Chapter :- Arithmetic Progression.​

Answer 1

Answer:

let A = fast term of the AP

and

let d= common difference of the AP

Now A=a+(p-1).d......(1)

B=A+(q-1).d......(2)

C=A+(r-1).d......(3)

Subtracting 2nd from 1st,3rd from 2ndand 1st from 3rd

we get

A-b=(p-q).d......(4)

b-c=(q-r).d........(5)

C-A=(r-p).d......(6)

multiply 4,5,6 by c,a, b respectively we have

C.(a-b)=c.(p-q).d.....(4).

a.(b-c)=a.(q-r).d.......(5)

b.(c-a)=b.(r-p).d.......(6)

A(q-r).d+b(r-p).d+c(p-q).d=0(a(q-r+b(r-p)+c(p-q).d=0

Now since d is common difference it should be non zero

.Hence,

a(q-r)+b(r-p)+c(p-q)=0

(Ans)

Answer 2

Required Answer:-

Given:

• pth, qth and rth terms of an A.P. are l, m and n.

To prove:

• l(q-r) + m(r-p) + n(p-q) = 0

Proof:

We know that,

★ nth term of A.P. = a + (n - 1)d

So,

➡ l = a + (p - 1)d ...... (i)

➡ m = a + (q - 1)d ..... (ii)

➡ n = a + (r - 1)d ...... (iii)

So, Taking LHS,

l(q - r) + m(r - p) + n(p - q)

= (a + (p - 1)d)(q - r) + (a + (q - 1)d)(r - p) + (a + (r - 1)d)(p - q)

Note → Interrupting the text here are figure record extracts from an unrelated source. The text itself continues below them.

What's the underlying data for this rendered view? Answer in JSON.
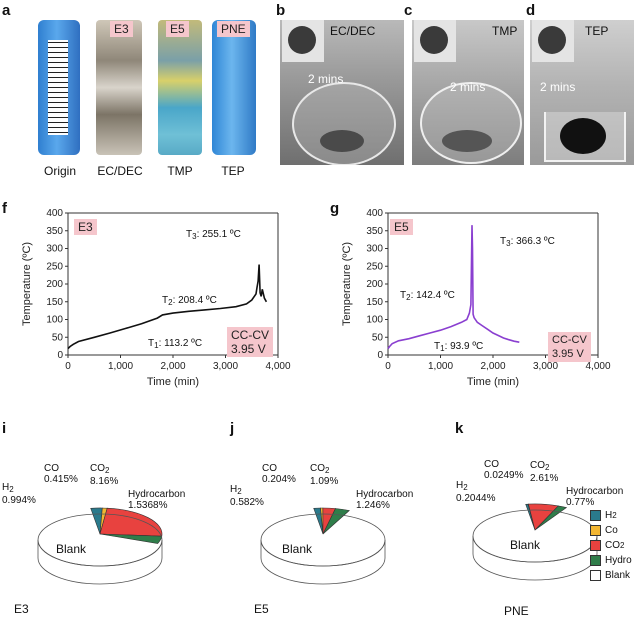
{
  "panels": {
    "a": {
      "letter": "a",
      "captions": [
        "Origin",
        "EC/DEC",
        "TMP",
        "TEP"
      ],
      "tags": [
        "E3",
        "E5",
        "PNE"
      ]
    },
    "b": {
      "letter": "b",
      "label": "EC/DEC",
      "time": "2 mins"
    },
    "c": {
      "letter": "c",
      "label": "TMP",
      "time": "2 mins"
    },
    "d": {
      "letter": "d",
      "label": "TEP",
      "time": "2 mins"
    },
    "f": {
      "letter": "f",
      "tag": "E3",
      "mode": "CC-CV",
      "voltage": "3.95 V",
      "annotations": [
        {
          "name": "T",
          "sub": "3",
          "text": ": 255.1 ºC"
        },
        {
          "name": "T",
          "sub": "2",
          "text": ": 208.4 ºC"
        },
        {
          "name": "T",
          "sub": "1",
          "text": ": 113.2 ºC"
        }
      ]
    },
    "g": {
      "letter": "g",
      "tag": "E5",
      "mode": "CC-CV",
      "voltage": "3.95 V",
      "annotations": [
        {
          "name": "T",
          "sub": "3",
          "text": ": 366.3 ºC"
        },
        {
          "name": "T",
          "sub": "2",
          "text": ": 142.4 ºC"
        },
        {
          "name": "T",
          "sub": "1",
          "text": ": 93.9 ºC"
        }
      ]
    },
    "i": {
      "letter": "i",
      "caption": "E3",
      "center": "Blank",
      "labels": {
        "co": "CO",
        "co_val": "0.415%",
        "h2": "H",
        "h2_val": "0.994%",
        "co2": "CO",
        "co2_val": "8.16%",
        "hc": "Hydrocarbon",
        "hc_val": "1.5368%"
      }
    },
    "j": {
      "letter": "j",
      "caption": "E5",
      "center": "Blank",
      "labels": {
        "co": "CO",
        "co_val": "0.204%",
        "h2": "H",
        "h2_val": "0.582%",
        "co2": "CO",
        "co2_val": "1.09%",
        "hc": "Hydrocarbon",
        "hc_val": "1.246%"
      }
    },
    "k": {
      "letter": "k",
      "caption": "PNE",
      "center": "Blank",
      "labels": {
        "co": "CO",
        "co_val": "0.0249%",
        "h2": "H",
        "h2_val": "0.2044%",
        "co2": "CO",
        "co2_val": "2.61%",
        "hc": "Hydrocarbon",
        "hc_val": "0.77%"
      }
    }
  },
  "legend": [
    {
      "label": "H",
      "sub": "2",
      "color": "#2a7a8c"
    },
    {
      "label": "Co",
      "sub": "",
      "color": "#f2b632"
    },
    {
      "label": "CO",
      "sub": "2",
      "color": "#e8423f"
    },
    {
      "label": "Hydro",
      "sub": "",
      "color": "#2f7d4a"
    },
    {
      "label": "Blank",
      "sub": "",
      "color": "#ffffff"
    }
  ],
  "chart_data": [
    {
      "type": "line",
      "panel": "f",
      "xlabel": "Time (min)",
      "ylabel": "Temperature (ºC)",
      "xlim": [
        0,
        4000
      ],
      "ylim": [
        0,
        400
      ],
      "xticks": [
        "0",
        "1,000",
        "2,000",
        "3,000",
        "4,000"
      ],
      "yticks": [
        "0",
        "50",
        "100",
        "150",
        "200",
        "250",
        "300",
        "350",
        "400"
      ],
      "series": [
        {
          "color": "#111111",
          "x": [
            0,
            40,
            100,
            200,
            500,
            800,
            1100,
            1400,
            1700,
            1800,
            2000,
            2300,
            2600,
            2900,
            3200,
            3400,
            3500,
            3580,
            3600,
            3620,
            3640,
            3660,
            3680,
            3700,
            3740,
            3780
          ],
          "y": [
            18,
            24,
            30,
            38,
            50,
            62,
            75,
            88,
            104,
            113,
            118,
            123,
            127,
            131,
            136,
            144,
            155,
            172,
            190,
            208,
            255,
            175,
            165,
            185,
            160,
            150
          ]
        }
      ]
    },
    {
      "type": "line",
      "panel": "g",
      "xlabel": "Time (min)",
      "ylabel": "Temperature (ºC)",
      "xlim": [
        0,
        4000
      ],
      "ylim": [
        0,
        400
      ],
      "xticks": [
        "0",
        "1,000",
        "2,000",
        "3,000",
        "4,000"
      ],
      "yticks": [
        "0",
        "50",
        "100",
        "150",
        "200",
        "250",
        "300",
        "350",
        "400"
      ],
      "series": [
        {
          "color": "#8a3fd0",
          "x": [
            0,
            30,
            80,
            200,
            400,
            600,
            800,
            1000,
            1200,
            1400,
            1500,
            1550,
            1580,
            1600,
            1610,
            1620,
            1640,
            1700,
            1800,
            1900,
            2000,
            2100,
            2200,
            2300,
            2400,
            2500
          ],
          "y": [
            18,
            24,
            32,
            40,
            46,
            54,
            62,
            70,
            80,
            92,
            100,
            118,
            142,
            366,
            300,
            115,
            105,
            92,
            82,
            72,
            62,
            55,
            48,
            43,
            39,
            36
          ]
        }
      ]
    },
    {
      "type": "pie",
      "panel": "i",
      "categories": [
        "H2",
        "CO",
        "CO2",
        "Hydrocarbon",
        "Blank"
      ],
      "values": [
        0.994,
        0.415,
        8.16,
        1.5368,
        88.8942
      ]
    },
    {
      "type": "pie",
      "panel": "j",
      "categories": [
        "H2",
        "CO",
        "CO2",
        "Hydrocarbon",
        "Blank"
      ],
      "values": [
        0.582,
        0.204,
        1.09,
        1.246,
        96.878
      ]
    },
    {
      "type": "pie",
      "panel": "k",
      "categories": [
        "H2",
        "CO",
        "CO2",
        "Hydrocarbon",
        "Blank"
      ],
      "values": [
        0.2044,
        0.0249,
        2.61,
        0.77,
        96.3907
      ]
    }
  ]
}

= a(q - r) + d(p - 1)(q - r) + a(r - p) + d(q - 1)(r - p) + a(p - q) + d(r - 1)(p - q)

= a[q - r + r - p + p - q] + d[(p - 1)(q - r) + (q - 1)(r - p) + (r - 1)(p - q)]

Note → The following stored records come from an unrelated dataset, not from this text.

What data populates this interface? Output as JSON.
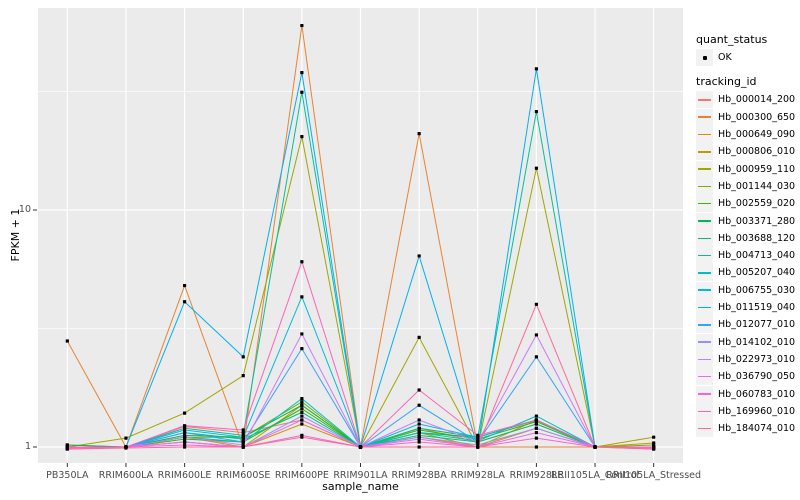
{
  "colors": {
    "panel_background": "#EBEBEB",
    "grid_line": "#FFFFFF",
    "legend_key_background": "#F2F2F2",
    "point_color": "#000000",
    "tick_mark_color": "#333333",
    "tick_text_color": "#4D4D4D"
  },
  "chart_data": {
    "type": "line",
    "title": "",
    "xlabel": "sample_name",
    "ylabel": "FPKM + 1",
    "y_scale": "log10",
    "ylim": [
      0.92,
      72
    ],
    "y_major_ticks": [
      1,
      10
    ],
    "y_minor_gridlines": [
      3.16,
      31.6
    ],
    "grid": "on",
    "legend_position": "right",
    "categories": [
      "PB350LA",
      "RRIM600LA",
      "RRIM600LE",
      "RRIM600SE",
      "RRIM600PE",
      "RRIM901LA",
      "RRIM928BA",
      "RRIM928LA",
      "RRIM928LE",
      "RRII105LA_Control",
      "RRII105LA_Stressed"
    ],
    "series": [
      {
        "name": "Hb_000014_200",
        "color": "#F8766D",
        "values": [
          1.02,
          1.0,
          1.22,
          1.15,
          1.3,
          1.0,
          1.2,
          1.05,
          1.25,
          1.0,
          1.0
        ]
      },
      {
        "name": "Hb_000300_650",
        "color": "#EA8331",
        "values": [
          2.8,
          1.0,
          4.8,
          1.0,
          60.0,
          1.0,
          21.0,
          1.0,
          1.0,
          1.0,
          1.0
        ]
      },
      {
        "name": "Hb_000649_090",
        "color": "#D89000",
        "values": [
          1.0,
          1.0,
          1.1,
          1.0,
          1.25,
          1.0,
          1.1,
          1.0,
          1.3,
          1.0,
          1.0
        ]
      },
      {
        "name": "Hb_000806_010",
        "color": "#C09B00",
        "values": [
          1.0,
          1.0,
          1.05,
          1.0,
          1.5,
          1.0,
          1.15,
          1.0,
          1.2,
          1.0,
          1.04
        ]
      },
      {
        "name": "Hb_000959_110",
        "color": "#A3A500",
        "values": [
          1.0,
          1.09,
          1.39,
          2.0,
          20.4,
          1.0,
          2.9,
          1.0,
          15.0,
          1.0,
          1.1
        ]
      },
      {
        "name": "Hb_001144_030",
        "color": "#7CAE00",
        "values": [
          1.0,
          1.0,
          1.1,
          1.1,
          1.55,
          1.0,
          1.2,
          1.1,
          1.3,
          1.0,
          1.02
        ]
      },
      {
        "name": "Hb_002559_020",
        "color": "#39B600",
        "values": [
          1.0,
          1.0,
          1.08,
          1.05,
          1.45,
          1.0,
          1.18,
          1.08,
          1.28,
          1.0,
          1.0
        ]
      },
      {
        "name": "Hb_003371_280",
        "color": "#00BB4E",
        "values": [
          1.02,
          1.0,
          1.12,
          1.1,
          1.5,
          1.0,
          1.15,
          1.1,
          1.3,
          1.0,
          1.0
        ]
      },
      {
        "name": "Hb_003688_120",
        "color": "#00C079",
        "values": [
          1.0,
          1.0,
          1.15,
          1.08,
          1.4,
          1.0,
          1.12,
          1.05,
          1.25,
          1.0,
          1.0
        ]
      },
      {
        "name": "Hb_004713_040",
        "color": "#00C19C",
        "values": [
          1.0,
          1.0,
          1.2,
          1.12,
          31.4,
          1.0,
          1.2,
          1.1,
          26.0,
          1.0,
          1.0
        ]
      },
      {
        "name": "Hb_005207_040",
        "color": "#00BFC4",
        "values": [
          1.0,
          1.0,
          1.1,
          1.05,
          1.6,
          1.0,
          1.15,
          1.06,
          1.35,
          1.0,
          1.0
        ]
      },
      {
        "name": "Hb_006755_030",
        "color": "#00BAE0",
        "values": [
          1.0,
          1.0,
          1.18,
          1.1,
          4.3,
          1.0,
          1.25,
          1.1,
          1.3,
          1.0,
          1.0
        ]
      },
      {
        "name": "Hb_011519_040",
        "color": "#00B0F6",
        "values": [
          1.0,
          1.0,
          4.1,
          2.4,
          38.0,
          1.0,
          6.4,
          1.0,
          39.4,
          1.0,
          1.0
        ]
      },
      {
        "name": "Hb_012077_010",
        "color": "#35A2FF",
        "values": [
          1.0,
          1.0,
          1.15,
          1.05,
          2.6,
          1.0,
          1.5,
          1.05,
          2.4,
          1.0,
          1.0
        ]
      },
      {
        "name": "Hb_014102_010",
        "color": "#9590FF",
        "values": [
          1.0,
          1.0,
          1.05,
          1.0,
          1.35,
          1.0,
          1.1,
          1.02,
          1.2,
          1.0,
          1.0
        ]
      },
      {
        "name": "Hb_022973_010",
        "color": "#C77CFF",
        "values": [
          1.0,
          1.0,
          1.1,
          1.02,
          3.0,
          1.0,
          1.3,
          1.05,
          2.97,
          1.0,
          1.0
        ]
      },
      {
        "name": "Hb_036790_050",
        "color": "#E76BF3",
        "values": [
          0.98,
          1.0,
          1.05,
          1.0,
          1.3,
          1.0,
          1.08,
          1.0,
          1.15,
          1.0,
          0.99
        ]
      },
      {
        "name": "Hb_060783_010",
        "color": "#FA62DB",
        "values": [
          0.99,
          1.0,
          1.02,
          1.0,
          1.12,
          1.0,
          1.05,
          1.0,
          1.09,
          1.0,
          0.98
        ]
      },
      {
        "name": "Hb_169960_010",
        "color": "#FF62BC",
        "values": [
          1.0,
          1.0,
          1.23,
          1.18,
          6.05,
          1.0,
          1.74,
          1.12,
          1.3,
          1.0,
          1.0
        ]
      },
      {
        "name": "Hb_184074_010",
        "color": "#FF6A98",
        "values": [
          0.98,
          0.99,
          1.0,
          1.0,
          1.1,
          1.0,
          1.0,
          1.0,
          4.0,
          1.0,
          0.98
        ]
      }
    ],
    "legend": {
      "quant_status_title": "quant_status",
      "quant_status_items": [
        "OK"
      ],
      "tracking_title": "tracking_id"
    }
  }
}
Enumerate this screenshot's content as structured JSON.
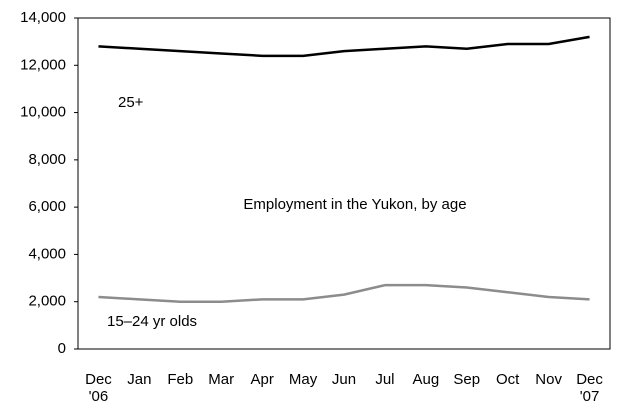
{
  "chart_data": {
    "type": "line",
    "title": "Employment in the Yukon, by age",
    "categories": [
      "Dec\n'06",
      "Jan",
      "Feb",
      "Mar",
      "Apr",
      "May",
      "Jun",
      "Jul",
      "Aug",
      "Sep",
      "Oct",
      "Nov",
      "Dec\n'07"
    ],
    "series": [
      {
        "name": "25+",
        "color": "#000000",
        "values": [
          12800,
          12700,
          12600,
          12500,
          12400,
          12400,
          12600,
          12700,
          12800,
          12700,
          12900,
          12900,
          13200
        ]
      },
      {
        "name": "15–24 yr olds",
        "color": "#8c8c8c",
        "values": [
          2200,
          2100,
          2000,
          2000,
          2100,
          2100,
          2300,
          2700,
          2700,
          2600,
          2400,
          2200,
          2100
        ]
      }
    ],
    "ylim": [
      0,
      14000
    ],
    "yticks": [
      0,
      {
        "value": 2000,
        "label": "2,000"
      },
      {
        "value": 4000,
        "label": "4,000"
      },
      {
        "value": 6000,
        "label": "6,000"
      },
      {
        "value": 8000,
        "label": "8,000"
      },
      {
        "value": 10000,
        "label": "10,000"
      },
      {
        "value": 12000,
        "label": "12,000"
      },
      {
        "value": 14000,
        "label": "14,000"
      }
    ],
    "grid": false
  }
}
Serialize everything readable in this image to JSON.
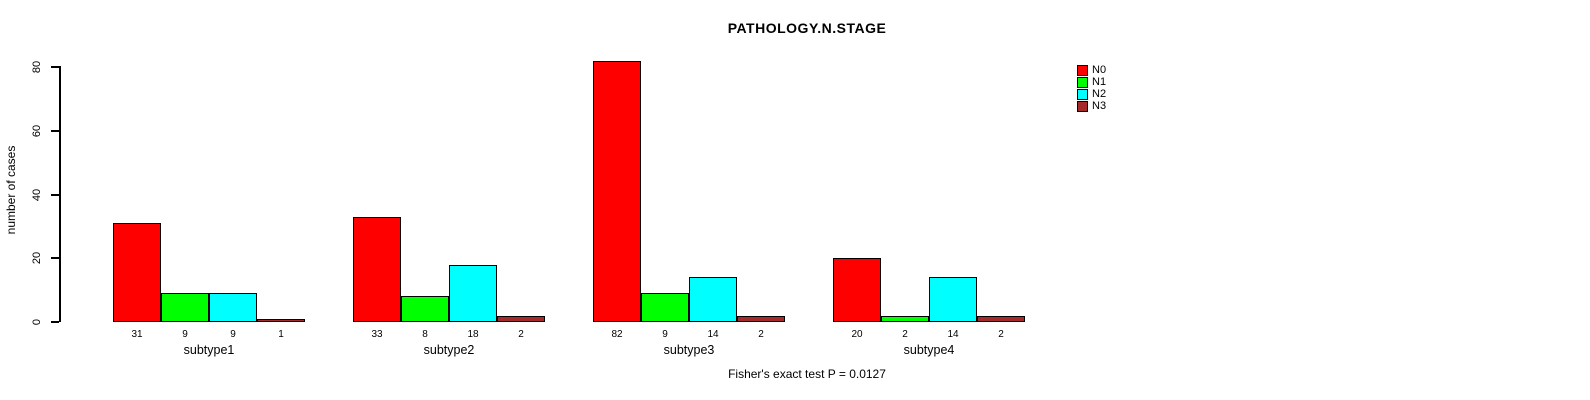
{
  "chart_data": {
    "type": "bar",
    "grouped": true,
    "title": "PATHOLOGY.N.STAGE",
    "ylabel": "number of cases",
    "xlabel": "",
    "annotation": "Fisher's exact test P = 0.0127",
    "categories": [
      "subtype1",
      "subtype2",
      "subtype3",
      "subtype4"
    ],
    "series": [
      {
        "name": "N0",
        "color": "#FF0000",
        "values": [
          31,
          33,
          82,
          20
        ]
      },
      {
        "name": "N1",
        "color": "#00FF00",
        "values": [
          9,
          8,
          9,
          2
        ]
      },
      {
        "name": "N2",
        "color": "#00FFFF",
        "values": [
          9,
          18,
          14,
          14
        ]
      },
      {
        "name": "N3",
        "color": "#A52A2A",
        "values": [
          1,
          2,
          2,
          2
        ]
      }
    ],
    "bar_value_labels": [
      [
        31,
        9,
        9,
        1
      ],
      [
        33,
        8,
        18,
        2
      ],
      [
        82,
        9,
        14,
        2
      ],
      [
        20,
        2,
        14,
        2
      ]
    ],
    "yticks": [
      0,
      20,
      40,
      60,
      80
    ],
    "ylim": [
      0,
      85
    ],
    "grid": false,
    "legend_position": "top-right",
    "legend_entries": [
      "N0",
      "N1",
      "N2",
      "N3"
    ],
    "background_color": "#FFFFFF",
    "axis_color": "#000000"
  }
}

= a × 0 + d[pq - pr - q + r + qr - pq - r + p + pr - rq - p + q]

= d[pq - pq + pr - pr + rq - rq + p - p + q - q + r - r]

= d[0 + 0 + 0 + 0 + 0 + 0]

= d × 0

= 0

= RHS (Hence Proved)

Learn More:

• A.P.:- Stands for Arithmetic Progression. It is a series where difference between two consecutive term is same (constant)